One thing you need to make sure that, in below line of code you need to take care of the last date. You need to increment 120 by 1 for each day. For example if data is up to 17th May then you need to use 5:121 and so on.

finalDeath <- gather(covid19.TS.deaths, “Date”, “Deaths”, 5:120)

I will use “FinalCovidData.csv” in my Tableau visualization. I changed the file name to “owid-covid-data.csv”. I have imported this file in Tableau window. This file contains confirmed, deaths, recovered and Active cases, country wise and date wise.

The file contains below fields:

Country, Date, confirmed, deaths, recovered and Active

I created two calculated fields > Confirmed and Ranking also in Tableau.

See the file structure as given below in Tableau data source window.

Tableau data source screen

Let us make Racing Circles chart from above data.

I have plotted Confirmed cased on X-axis and Death cases on Y-Axis. Since I want to show it as an animated chart, I used Format -> Animations option to show this page as animated page which animates basing upon date field.

Follow below steps to create the chart:

  1. Drag confirmed field to Columns shelf and deaths field to Rows shelf from Measures.
  2. Drag Date field to Pages to animate the data on date. Once you set this option, you will see a video like start, stop buttons window in the screen.
  3. Drag Country and Date to Filters.
  4. Drag Country to Colour and Label Marks.
  5. Drag confirmed to Size Marks.
  6. Select Circle from Marks drop down window.
  7. Format the axis as per your liking
  8. You will see how the chart has shaped.
  9. Set animation speed the way you want to show the data. See the parameters I have set below in Animations window.
Animation options

To put date field on the chart, Right click on the chart and click Annotate > Point and put its values as given below.

Once you set all above options, your final screen will be like as given below:

Racing circles chart final screen

Click on Play button and you will see circles start emerging. The size of the circles increases as confirmed and death cases increase country wise.

This is the final output as given below. Click below screen and then click on different buttons to enlarge it.

Racing circles chart for confirmed and deaths cases

Line Chart

Now let us make a simple line chart of active, confirmed, death and recovered cases.

Drag Date field to Columns shelf and confirmed field to Rows shelf. Here is a catch. Drag Active, deaths and recovered fields to Y-axis and not on shelves. So you will get all numeric values on Y-axis in the form of Measure Values. Drag Measure Values to Colour Marks. Change Marks to Line. And you will get a line chart. See the below screen shot for reference.

Line chart

World Map

Let us draw a world map chart for confirmed cases.

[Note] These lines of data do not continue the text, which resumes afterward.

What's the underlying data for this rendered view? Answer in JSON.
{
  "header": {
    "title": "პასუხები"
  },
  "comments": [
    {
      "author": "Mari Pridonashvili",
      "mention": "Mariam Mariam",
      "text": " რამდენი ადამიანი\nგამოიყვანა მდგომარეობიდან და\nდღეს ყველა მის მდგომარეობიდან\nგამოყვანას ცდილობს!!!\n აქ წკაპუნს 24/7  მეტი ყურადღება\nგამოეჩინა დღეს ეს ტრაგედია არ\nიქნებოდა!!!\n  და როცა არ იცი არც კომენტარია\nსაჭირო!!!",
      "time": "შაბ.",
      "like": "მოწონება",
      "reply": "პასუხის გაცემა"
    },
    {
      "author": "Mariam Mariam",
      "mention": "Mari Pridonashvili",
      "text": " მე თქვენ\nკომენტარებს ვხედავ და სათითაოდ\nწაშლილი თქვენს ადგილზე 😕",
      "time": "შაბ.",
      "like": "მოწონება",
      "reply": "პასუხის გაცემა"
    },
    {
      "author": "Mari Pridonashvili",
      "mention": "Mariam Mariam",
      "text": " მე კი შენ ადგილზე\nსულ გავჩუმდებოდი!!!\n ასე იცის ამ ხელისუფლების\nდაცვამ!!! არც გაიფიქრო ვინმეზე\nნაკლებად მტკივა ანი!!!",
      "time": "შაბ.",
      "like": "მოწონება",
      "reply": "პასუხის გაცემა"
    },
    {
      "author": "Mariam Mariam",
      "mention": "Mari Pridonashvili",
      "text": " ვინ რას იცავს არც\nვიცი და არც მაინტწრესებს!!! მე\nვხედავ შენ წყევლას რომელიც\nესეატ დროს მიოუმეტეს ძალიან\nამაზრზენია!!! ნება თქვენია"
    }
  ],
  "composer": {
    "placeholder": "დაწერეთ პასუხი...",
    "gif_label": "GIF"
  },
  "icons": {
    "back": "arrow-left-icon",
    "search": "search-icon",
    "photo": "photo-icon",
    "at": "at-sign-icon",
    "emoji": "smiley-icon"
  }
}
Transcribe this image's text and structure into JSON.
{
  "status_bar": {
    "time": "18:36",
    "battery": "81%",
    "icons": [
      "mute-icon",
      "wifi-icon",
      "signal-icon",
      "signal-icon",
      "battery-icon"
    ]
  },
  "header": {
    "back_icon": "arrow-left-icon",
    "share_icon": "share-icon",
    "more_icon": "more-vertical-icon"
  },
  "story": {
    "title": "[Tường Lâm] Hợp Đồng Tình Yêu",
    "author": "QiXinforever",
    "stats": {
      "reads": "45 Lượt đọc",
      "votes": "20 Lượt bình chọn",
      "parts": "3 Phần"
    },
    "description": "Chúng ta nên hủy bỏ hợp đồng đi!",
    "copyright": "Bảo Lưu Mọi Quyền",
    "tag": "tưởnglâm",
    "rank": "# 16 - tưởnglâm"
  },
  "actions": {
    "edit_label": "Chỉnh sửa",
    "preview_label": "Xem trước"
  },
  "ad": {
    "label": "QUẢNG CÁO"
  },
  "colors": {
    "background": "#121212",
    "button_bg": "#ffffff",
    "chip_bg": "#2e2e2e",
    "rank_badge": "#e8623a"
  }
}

Drag Longitude to Columns shelf and Latitude to Rows shelf. We already have country names in Country field. Drag Country to Colour and Details Marks. You will soon see a world map taking shape. Tableau will automatically plot world map for you.

Create a new calculated field Confirmed and set it value as given below and drag this field to Size and Label Marks. Change Marks to Circle in drop down window.

Confirmed calculate field.

Increase or decrease circle size by adjusting circle size in Size Marks. I want a black map so I set the map value as Map > Background Maps > Dark.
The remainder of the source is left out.